While black widow spiders are well known for inflicting painful and medically significant bites to humans, the spiders are not well understood by the public. This is true even in Arizona where the highly venomous spiders can be found on occasion within homes. Internet sites happen to be one of the most significant sources of disinformation concerning black widow spiders. For example, a quick Google search will tell you that “22 types” of black widows can be found just within the city limits of Phoenix and Tucson. However, the United States is home to only 3 “black widow” species, while only one single black widow species, not 22, can be found within the state of Arizona. This species is known as Latrodectus hesperus, or the western black widow, as it is more commonly called.
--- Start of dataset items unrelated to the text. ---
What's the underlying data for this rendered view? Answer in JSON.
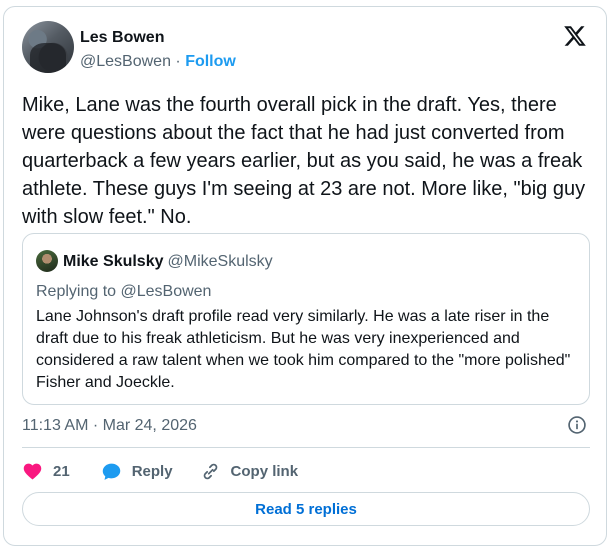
{
  "author": {
    "name": "Les Bowen",
    "handle": "@LesBowen",
    "separator": " · ",
    "follow_label": "Follow"
  },
  "tweet_text": "Mike, Lane was the fourth overall pick in the draft. Yes, there were questions about the fact that he had just converted from quarterback a few years earlier, but as you said, he was a freak athlete. These guys I'm seeing at 23 are not. More like, \"big guy with slow feet.\" No.",
  "quoted": {
    "name": "Mike Skulsky",
    "handle": "@MikeSkulsky",
    "replying_to": "Replying to @LesBowen",
    "text": "Lane Johnson's draft profile read very similarly. He was a late riser in the draft due to his freak athleticism. But he was very inexperienced and considered a raw talent when we took him compared to the \"more polished\" Fisher and Joeckle."
  },
  "timestamp": "11:13 AM · Mar 24, 2026",
  "actions": {
    "like_count": "21",
    "reply_label": "Reply",
    "copy_link_label": "Copy link"
  },
  "read_replies_label": "Read 5 replies",
  "colors": {
    "accent": "#1d9bf0",
    "like": "#f91880",
    "border": "#cfd9de",
    "muted": "#536471"
  },
  "icons": {
    "brand": "x-logo-icon",
    "info": "info-icon",
    "like": "heart-icon",
    "reply": "speech-bubble-icon",
    "copy_link": "link-icon"
  }
}
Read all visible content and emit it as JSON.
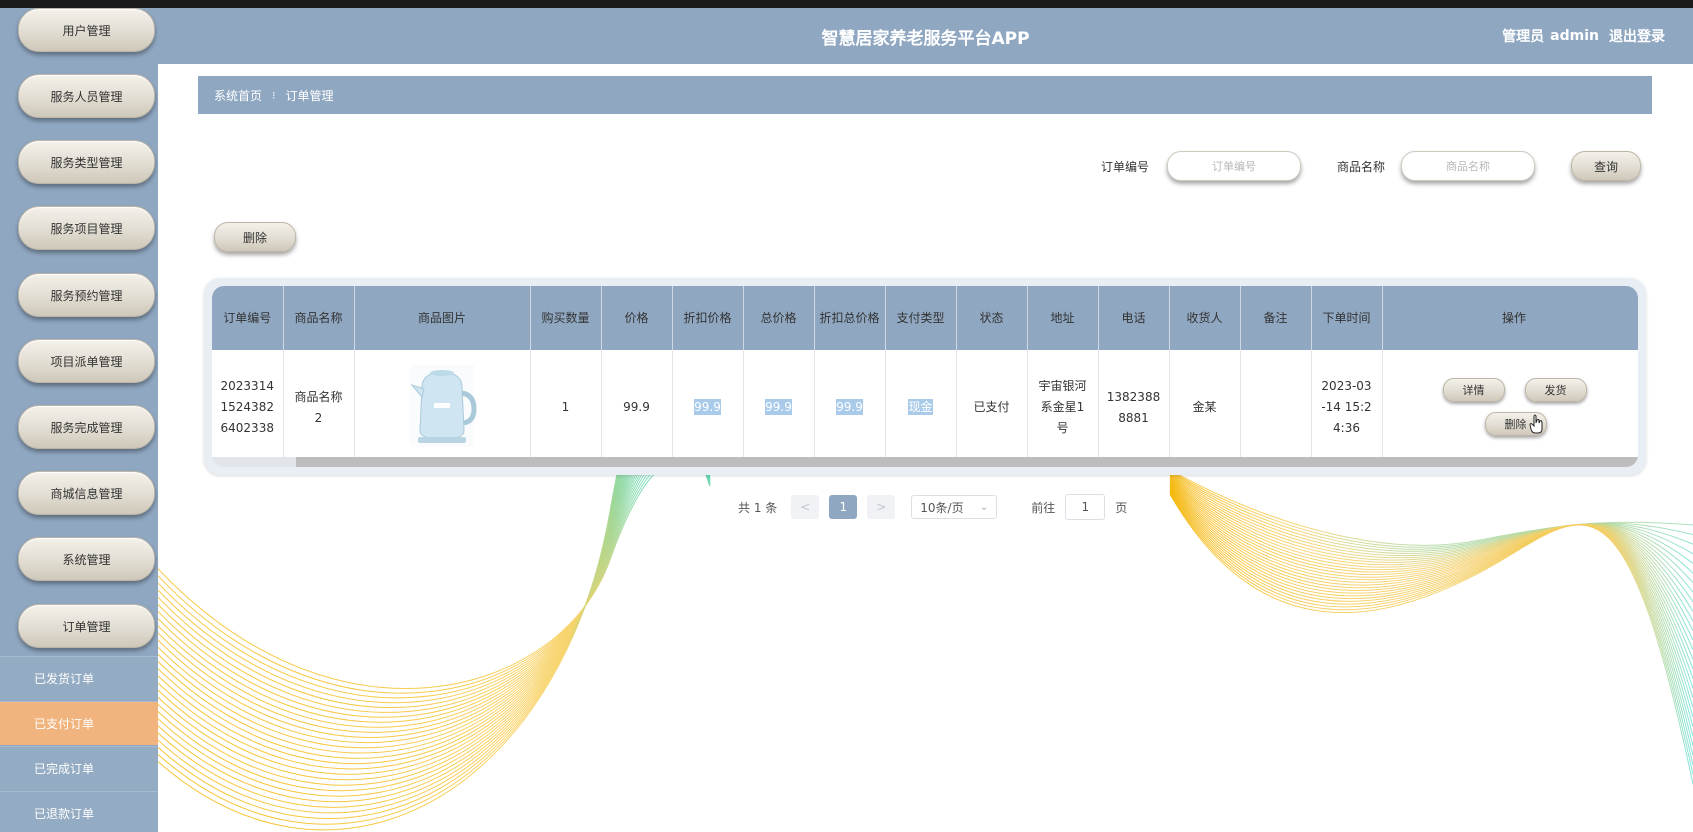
{
  "header": {
    "app_title": "智慧居家养老服务平台APP",
    "user_role": "管理员",
    "username": "admin",
    "logout_label": "退出登录"
  },
  "sidebar": {
    "menu_items": [
      {
        "label": "用户管理"
      },
      {
        "label": "服务人员管理"
      },
      {
        "label": "服务类型管理"
      },
      {
        "label": "服务项目管理"
      },
      {
        "label": "服务预约管理"
      },
      {
        "label": "项目派单管理"
      },
      {
        "label": "服务完成管理"
      },
      {
        "label": "商城信息管理"
      },
      {
        "label": "系统管理"
      },
      {
        "label": "订单管理"
      }
    ],
    "sub_items": [
      {
        "label": "已发货订单",
        "active": false
      },
      {
        "label": "已支付订单",
        "active": true
      },
      {
        "label": "已完成订单",
        "active": false
      },
      {
        "label": "已退款订单",
        "active": false
      }
    ]
  },
  "breadcrumb": {
    "home": "系统首页",
    "separator": "⁝",
    "current": "订单管理"
  },
  "search": {
    "order_no_label": "订单编号",
    "order_no_placeholder": "订单编号",
    "product_name_label": "商品名称",
    "product_name_placeholder": "商品名称",
    "query_button": "查询"
  },
  "toolbar": {
    "delete_button": "删除"
  },
  "table": {
    "headers": [
      "订单编号",
      "商品名称",
      "商品图片",
      "购买数量",
      "价格",
      "折扣价格",
      "总价格",
      "折扣总价格",
      "支付类型",
      "状态",
      "地址",
      "电话",
      "收货人",
      "备注",
      "下单时间",
      "操作"
    ],
    "rows": [
      {
        "order_no": "20233141524382 6402338",
        "order_no_lines": [
          "2023314",
          "1524382",
          "6402338"
        ],
        "product_name_lines": [
          "商品名称",
          "2"
        ],
        "quantity": "1",
        "price": "99.9",
        "discount_price": "99.9",
        "total_price": "99.9",
        "discount_total": "99.9",
        "payment_type": "现金",
        "status": "已支付",
        "address_lines": [
          "宇宙银河",
          "系金星1",
          "号"
        ],
        "phone_lines": [
          "1382388",
          "8881"
        ],
        "receiver": "金某",
        "remark": "",
        "order_time_lines": [
          "2023-03",
          "-14 15:2",
          "4:36"
        ],
        "actions": {
          "detail": "详情",
          "ship": "发货",
          "delete": "删除"
        }
      }
    ]
  },
  "pagination": {
    "total_text": "共 1 条",
    "prev": "<",
    "current_page": "1",
    "next": ">",
    "page_size": "10条/页",
    "goto_label": "前往",
    "goto_value": "1",
    "page_suffix": "页"
  },
  "colors": {
    "primary": "#8fa7c1",
    "active_sub": "#f2b47f",
    "highlight": "#a9cbe9"
  }
}
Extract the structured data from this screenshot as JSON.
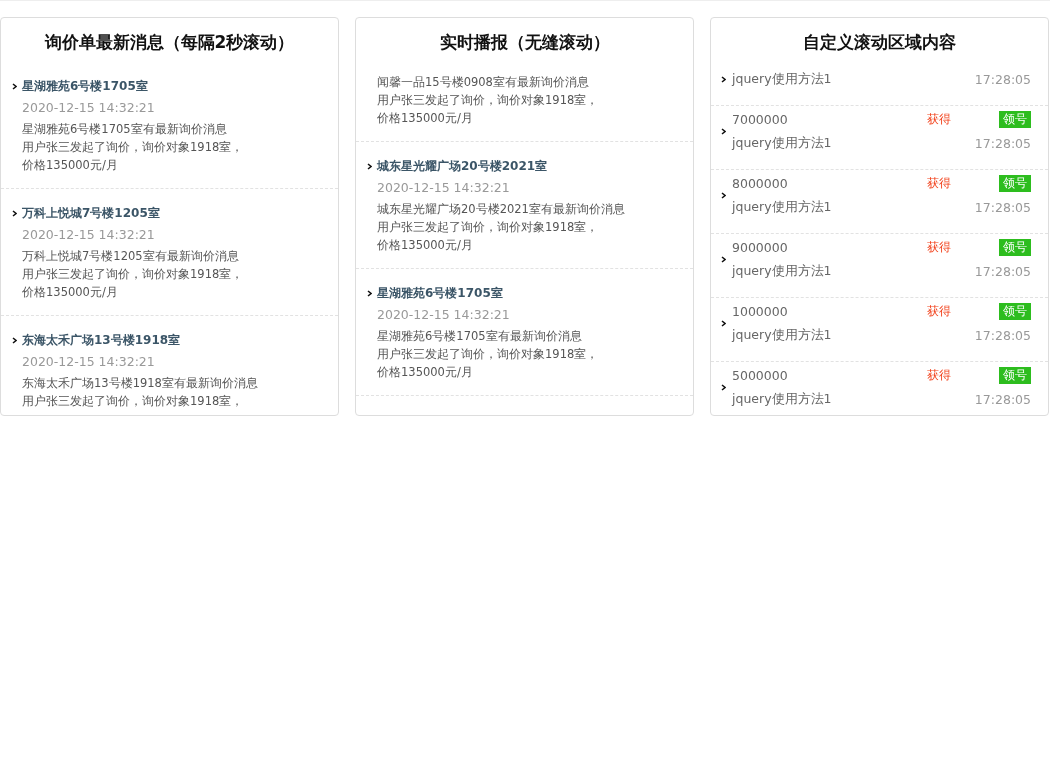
{
  "panels": [
    {
      "kind": "inquiry",
      "title": "询价单最新消息（每隔2秒滚动）",
      "items": [
        {
          "title": "星湖雅苑6号楼1705室",
          "date": "2020-12-15 14:32:21",
          "body": [
            "星湖雅苑6号楼1705室有最新询价消息",
            "用户张三发起了询价，询价对象1918室，",
            "价格135000元/月"
          ]
        },
        {
          "title": "万科上悦城7号楼1205室",
          "date": "2020-12-15 14:32:21",
          "body": [
            "万科上悦城7号楼1205室有最新询价消息",
            "用户张三发起了询价，询价对象1918室，",
            "价格135000元/月"
          ]
        },
        {
          "title": "东海太禾广场13号楼1918室",
          "date": "2020-12-15 14:32:21",
          "body": [
            "东海太禾广场13号楼1918室有最新询价消息",
            "用户张三发起了询价，询价对象1918室，"
          ]
        }
      ]
    },
    {
      "kind": "inquiry",
      "title": "实时播报（无缝滚动）",
      "items": [
        {
          "body": [
            "闻馨一品15号楼0908室有最新询价消息",
            "用户张三发起了询价，询价对象1918室，",
            "价格135000元/月"
          ]
        },
        {
          "title": "城东星光耀广场20号楼2021室",
          "date": "2020-12-15 14:32:21",
          "body": [
            "城东星光耀广场20号楼2021室有最新询价消息",
            "用户张三发起了询价，询价对象1918室，",
            "价格135000元/月"
          ]
        },
        {
          "title": "星湖雅苑6号楼1705室",
          "date": "2020-12-15 14:32:21",
          "body": [
            "星湖雅苑6号楼1705室有最新询价消息",
            "用户张三发起了询价，询价对象1918室，",
            "价格135000元/月"
          ]
        }
      ]
    },
    {
      "kind": "custom",
      "title": "自定义滚动区域内容",
      "items": [
        {
          "name": "jquery使用方法1",
          "time": "17:28:05"
        },
        {
          "amount": "7000000",
          "status": "获得",
          "badge": "领号",
          "name": "jquery使用方法1",
          "time": "17:28:05"
        },
        {
          "amount": "8000000",
          "status": "获得",
          "badge": "领号",
          "name": "jquery使用方法1",
          "time": "17:28:05"
        },
        {
          "amount": "9000000",
          "status": "获得",
          "badge": "领号",
          "name": "jquery使用方法1",
          "time": "17:28:05"
        },
        {
          "amount": "1000000",
          "status": "获得",
          "badge": "领号",
          "name": "jquery使用方法1",
          "time": "17:28:05"
        },
        {
          "amount": "5000000",
          "status": "获得",
          "badge": "领号",
          "name": "jquery使用方法1",
          "time": "17:28:05"
        }
      ]
    }
  ]
}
It should also be noted that black widows are categorized in the genus Latrodectus, also known as “widow spiders.” In all, only two widow spider species can be found in Arizona. The other species being the recently introduced “brown widow.”

Black widows are often considered their own species because all three species in the US are referred to by the same common name. These three species are commonly known as southern black widows, western black widows, and northern black widows. Both southern and northern black widows can be found in the eastern half of the US. The southern variety is most often found in areas east of Texas and up north to Virginia, while the northern black widow’s habitat is largely limited to the entire eastern seaboard and into parts of the midwest. The western black widow can be found along the west coast, particularly in the desert southwest. In addition to the western black widow species, another widow species that is not native to the US has been found along the southernmost border of the country. This species is commonly referred to as the brown widow, and it is not known to many residents of Arizona because it has only recently been found in the state. The brown widow was most likely introduced accidentally into the region via shipments of plant matter. Finally, the red widow is a species that can only be found in southern Florida. So far, a total of 31 widow species have been found worldwide.

Have you ever spotted a western black widow within your home? Were you  aware that a non-native widow spider species exists within Arizona?